Auch andere daten-sensible Bereiche haben gezeigt, dass keine rechtswidrigen Einflussnahmen von Investoren vorgenommen werden. Es ist kein Grund ersichtlich, warum sich ausgerechnet Rechtsanwälte im Fall der direkten Beteiligung eines Investors abseits der geltenden berufsrechtlichen Regelungen bewegen sollten.

2. SEHEN SIE DARÜBER HINAUS WEITERE BISHER NICHT BESCHRIEBENE OPTIONEN, WIE EINE LOCKERUNG DES FREMDBESITZVERBOTES GESTALTET WERDEN KÖNNTE?

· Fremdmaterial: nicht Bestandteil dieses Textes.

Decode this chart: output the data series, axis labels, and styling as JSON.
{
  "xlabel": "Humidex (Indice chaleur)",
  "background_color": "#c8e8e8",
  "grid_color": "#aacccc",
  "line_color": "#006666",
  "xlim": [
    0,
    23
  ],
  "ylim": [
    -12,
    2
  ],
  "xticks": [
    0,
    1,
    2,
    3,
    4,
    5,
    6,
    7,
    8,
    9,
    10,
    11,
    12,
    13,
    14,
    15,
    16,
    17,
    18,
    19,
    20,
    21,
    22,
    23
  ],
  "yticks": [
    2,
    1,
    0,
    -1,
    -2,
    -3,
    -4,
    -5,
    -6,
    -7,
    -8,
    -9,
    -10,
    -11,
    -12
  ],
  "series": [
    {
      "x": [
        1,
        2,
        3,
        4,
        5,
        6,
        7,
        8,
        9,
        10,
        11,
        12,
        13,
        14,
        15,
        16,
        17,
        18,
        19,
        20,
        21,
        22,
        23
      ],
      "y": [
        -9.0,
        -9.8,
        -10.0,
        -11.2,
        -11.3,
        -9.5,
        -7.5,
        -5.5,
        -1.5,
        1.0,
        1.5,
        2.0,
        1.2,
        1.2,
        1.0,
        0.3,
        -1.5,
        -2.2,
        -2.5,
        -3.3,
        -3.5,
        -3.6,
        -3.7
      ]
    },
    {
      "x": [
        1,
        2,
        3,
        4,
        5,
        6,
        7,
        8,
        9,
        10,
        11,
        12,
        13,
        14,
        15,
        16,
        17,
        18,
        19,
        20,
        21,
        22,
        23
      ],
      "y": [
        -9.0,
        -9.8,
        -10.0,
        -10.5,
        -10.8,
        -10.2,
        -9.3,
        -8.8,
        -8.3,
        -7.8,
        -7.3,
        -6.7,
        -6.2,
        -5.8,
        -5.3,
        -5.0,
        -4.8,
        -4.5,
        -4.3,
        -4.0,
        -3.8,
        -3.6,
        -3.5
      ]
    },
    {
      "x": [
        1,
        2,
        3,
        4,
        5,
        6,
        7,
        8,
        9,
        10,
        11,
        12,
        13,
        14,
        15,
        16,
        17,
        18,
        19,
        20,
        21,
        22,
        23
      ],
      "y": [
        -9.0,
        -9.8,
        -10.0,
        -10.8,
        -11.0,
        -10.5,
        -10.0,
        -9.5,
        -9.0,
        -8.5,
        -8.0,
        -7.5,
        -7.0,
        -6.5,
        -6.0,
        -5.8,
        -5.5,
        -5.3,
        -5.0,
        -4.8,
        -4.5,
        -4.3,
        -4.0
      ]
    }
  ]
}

Eine weitere Option wäre, keine Begrenzung auf bestimmte Prozentsätze (wie bspw. auf 25 %) vorzunehmen. Letztlich lässt sich kein plausibler Grund finden, sich auf einen bestimmten Prozentsatz festzulegen, zumal es möglich ist, den Gesellschaftsanteil von dem Stimmenanteil zu entkoppeln. Denkbar wären deshalb Regelungen, die auf eine Begrenzung auf bestimmte Prozentsätze verzichtet, jedoch zumindest einen Berufsträger als Gesellschafter fordert und den Berufsträgern bei bestimmten Entscheidungen oder auch generell die Mehrheit der Stimmenanteile vorbehält.